InstanceDiffusion enables image compositions with a granularity that ranges from entire instances to individual parts and subparts. The placement of these parts and subparts can inherently modify the object's overall pose.
instdiff-turnhead-ezgif.com-video-speed.mp4
InstanceDiffusion supports image generation by using points, with each point representing an instance, along with corresponding instance captions.

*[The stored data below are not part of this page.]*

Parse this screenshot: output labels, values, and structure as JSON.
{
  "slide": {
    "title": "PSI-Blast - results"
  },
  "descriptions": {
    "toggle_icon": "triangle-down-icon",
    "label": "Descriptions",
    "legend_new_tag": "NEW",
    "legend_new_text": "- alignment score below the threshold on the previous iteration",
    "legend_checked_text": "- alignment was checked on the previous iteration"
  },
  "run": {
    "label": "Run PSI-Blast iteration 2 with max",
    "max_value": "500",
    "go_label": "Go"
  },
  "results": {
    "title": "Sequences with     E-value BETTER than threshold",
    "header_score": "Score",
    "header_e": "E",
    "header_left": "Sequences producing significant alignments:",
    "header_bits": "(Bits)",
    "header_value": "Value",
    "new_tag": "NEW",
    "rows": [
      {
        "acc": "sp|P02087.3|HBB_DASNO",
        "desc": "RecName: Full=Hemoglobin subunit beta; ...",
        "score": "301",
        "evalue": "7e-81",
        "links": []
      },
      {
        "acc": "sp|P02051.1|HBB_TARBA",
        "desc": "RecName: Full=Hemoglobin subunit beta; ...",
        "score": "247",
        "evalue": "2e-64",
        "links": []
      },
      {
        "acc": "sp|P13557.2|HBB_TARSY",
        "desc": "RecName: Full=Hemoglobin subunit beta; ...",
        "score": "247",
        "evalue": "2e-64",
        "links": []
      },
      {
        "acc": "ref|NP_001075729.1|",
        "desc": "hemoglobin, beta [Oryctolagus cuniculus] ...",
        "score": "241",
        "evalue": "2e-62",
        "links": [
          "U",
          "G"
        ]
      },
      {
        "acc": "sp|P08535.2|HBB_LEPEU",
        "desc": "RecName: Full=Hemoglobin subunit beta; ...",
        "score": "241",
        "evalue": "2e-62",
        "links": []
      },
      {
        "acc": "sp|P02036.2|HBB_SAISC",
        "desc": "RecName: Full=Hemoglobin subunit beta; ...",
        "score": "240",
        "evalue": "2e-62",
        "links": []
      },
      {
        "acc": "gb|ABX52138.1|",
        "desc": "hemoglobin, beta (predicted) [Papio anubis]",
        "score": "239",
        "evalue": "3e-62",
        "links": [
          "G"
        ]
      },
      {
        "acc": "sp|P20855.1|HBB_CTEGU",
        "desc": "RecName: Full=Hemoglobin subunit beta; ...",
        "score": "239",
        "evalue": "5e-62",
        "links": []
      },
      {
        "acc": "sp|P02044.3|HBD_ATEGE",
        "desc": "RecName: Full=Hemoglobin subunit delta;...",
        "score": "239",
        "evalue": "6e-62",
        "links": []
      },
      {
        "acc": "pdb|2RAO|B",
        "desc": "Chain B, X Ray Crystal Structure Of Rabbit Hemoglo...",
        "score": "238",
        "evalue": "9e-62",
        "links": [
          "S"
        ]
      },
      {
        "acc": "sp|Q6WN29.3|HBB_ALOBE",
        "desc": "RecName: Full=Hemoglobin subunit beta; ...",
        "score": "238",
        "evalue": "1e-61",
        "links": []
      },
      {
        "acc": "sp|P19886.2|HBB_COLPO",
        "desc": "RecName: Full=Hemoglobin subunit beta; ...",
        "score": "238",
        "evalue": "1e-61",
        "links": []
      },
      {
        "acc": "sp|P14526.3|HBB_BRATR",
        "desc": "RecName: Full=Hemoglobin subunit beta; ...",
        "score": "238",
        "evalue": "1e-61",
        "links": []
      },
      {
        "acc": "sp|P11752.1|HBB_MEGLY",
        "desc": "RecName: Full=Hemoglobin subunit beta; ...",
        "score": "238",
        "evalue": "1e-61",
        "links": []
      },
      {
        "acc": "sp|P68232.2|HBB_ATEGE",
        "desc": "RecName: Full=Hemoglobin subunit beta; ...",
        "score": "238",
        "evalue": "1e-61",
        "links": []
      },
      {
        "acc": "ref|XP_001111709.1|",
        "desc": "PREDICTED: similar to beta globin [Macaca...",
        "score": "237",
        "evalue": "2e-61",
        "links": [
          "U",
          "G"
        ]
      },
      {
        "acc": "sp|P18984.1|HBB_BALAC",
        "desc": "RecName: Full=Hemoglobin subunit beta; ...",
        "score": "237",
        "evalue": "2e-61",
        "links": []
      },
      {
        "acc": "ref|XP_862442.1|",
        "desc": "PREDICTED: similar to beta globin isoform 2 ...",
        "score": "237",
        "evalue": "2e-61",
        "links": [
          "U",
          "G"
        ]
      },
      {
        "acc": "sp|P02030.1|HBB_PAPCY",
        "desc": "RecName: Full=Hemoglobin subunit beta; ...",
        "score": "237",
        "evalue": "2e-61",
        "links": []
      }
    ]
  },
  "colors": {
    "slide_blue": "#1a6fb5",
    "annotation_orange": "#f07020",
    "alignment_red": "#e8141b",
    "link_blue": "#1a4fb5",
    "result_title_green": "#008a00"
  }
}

InstanceDiffusion supports iterative image generation with minimal changes to pre-generated instances and the overall scene. By using the same initial noise and image caption, InstanceDiffusion can selectively introduce new instances, replace existing ones, reposition instances, or adjust their sizes by modifying the bounding boxes.
instdiff-iterative.mp4
Our approach automates the generation of image descriptions and bounding boxes using a Large Language Model (LLM). This method enhances the efficiency of the InstanceDiffusion Model, which supports precise instance-level control and flexible instance location specifications. For a detailed explanation, refer to the section Leveraging LLM's for Modular Efficiency in InstanceDiffusion. This following instructions demonstrate how to set up and use our LLM submodule to generate input data for InstanceDiffusion.
conda deactivate
conda create --name instdiff_llm python=3.8 -y
conda activate instdiff_llm
pip install -r requirements_llm.txt
python src/lib/llm_submodule/chatgpt/chatgpt_generate_input.py
You will be prompted to enter your ChatGPT API key. To request an API key for an existing user account, click here. Next, specify the number of image descriptions you would like to generate using ChatGPT. The requested image descriptions will be generated and saved in a folder (in src/lib/llm_submodule/chatgpt/chatgpt_data) named with a timestamp. This folder name will be printed on the terminal.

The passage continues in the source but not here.